As I'm reading that I'm thinking about going back to the point where you had the thought to remember and having to keep going back to that point because you keep forgetting as soon as you walk away.


----------



## nannypattyrn (Aug 23, 2015)

Lol! I do that, too!

Sent from my SAMSUNG-SM-G930A using Chicken Forum mobile app


----------



## chickenqueen (Jan 9, 2016)

I'm a member of this club,too!At least we are all in good company.....


----------



## robin416 (Sep 8, 2013)

What's really bad for me is that before I complete a comment or thought my brain has already moved on to something totally different. I've done that all my life. What I'm finding now is that it's harder to keep it all straight. One day I'll have some sort of word salad dropping out of my mouth because my brain is tackling several disassociated tasks.


----------



## dawg53 (Aug 25, 2015)

Dang, sounds like we're all in the same boat!


----------



## seminole wind (Aug 22, 2015)

Well glory be! I went back and it let me write a review. So I didn't write one before afterall! 
The book was "U is for undertow". Her mysteries start with "A is for alibi". I love this series, and this U book I think has been her best.


----------



## robin416 (Sep 8, 2013)

seminolewind said:


> Well glory be! I went back and it let me write a review. So I didn't write one before afterall!
> The book was "U is for undertow". Her mysteries start with "A is for alibi". I love this series, and this U book I think has been her best.


I think that discovery might be even worse than the things we've been talking about happening to us. Trying to review a book that you really did already review and didn't realize it wasn't the one you wanted to review?


----------



## seminole wind (Aug 22, 2015)

I don't think that was my review. I don't use the word "chew" describing a book, and I couldn't find the actual post left. 

However, If I remember I make myself little notes and hope I don't forget where I put them.


----------



## robin416 (Sep 8, 2013)

seminolewind said:


> However, If I remember I make myself little notes and hope I don't forget where I put them.

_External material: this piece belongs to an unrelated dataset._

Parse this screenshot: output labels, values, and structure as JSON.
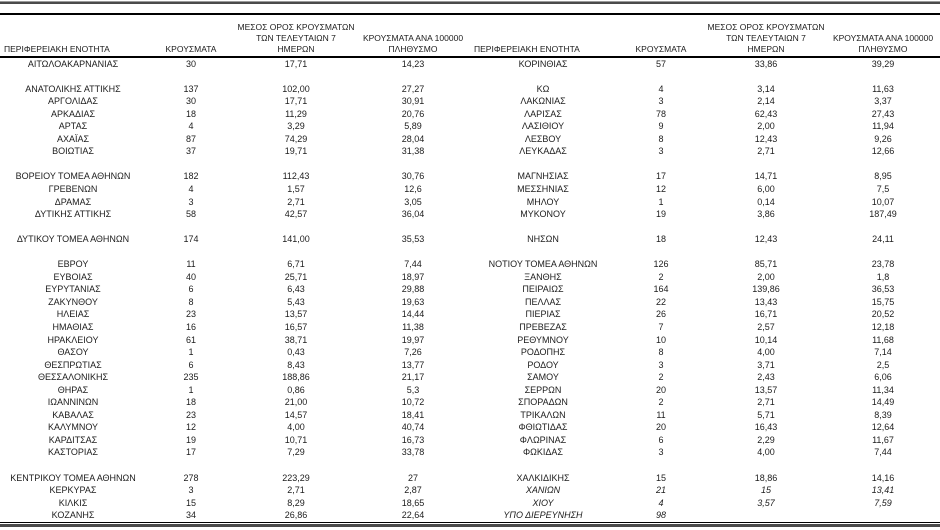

I quit doing the note thing years ago. I always lost them or made sure I couldn't then forgot them. It was just a waste of time. I really hated when I left them in the truck, got into the store and realized I'd left it in the truck.


----------



## seminole wind (Aug 22, 2015)

I have moved to a nice smaller spiral notebook with hard covers. I can just cross things off when taken care of. It sits on my coffee table or bed side table. I also have a smaller address book which has all my passwords alphabetized. It sure helps. So I sent my father one and told him to keep it current. He had all his passwords on 3 sheets of paper with a lot of scribbling and words that were too scribbly to read.


----------



## chickenqueen (Jan 9, 2016)

I thought I was the only one with a notebook.I write a lot of stuff down or copy things so I have a physical copy of the important things.I got notes on the chickens,garden,house,etc and a huge collection of recipes for food and other things to use around the house.Dale thinks I'm crazy and I got notes on that,too,but I don't see it.


----------



## seminole wind (Aug 22, 2015)

One notebook works. I like it because it gives me a list of what I need to do and the prize of getting to cross it out.


----------



## robin416 (Sep 8, 2013)

I do have a couple of little spiral notebooks. One has passwords that no one but me could ever figure out. The other is to keep track of hub's meds and grocery lists. I never do the grocery lists but I have the list of his meds.


----------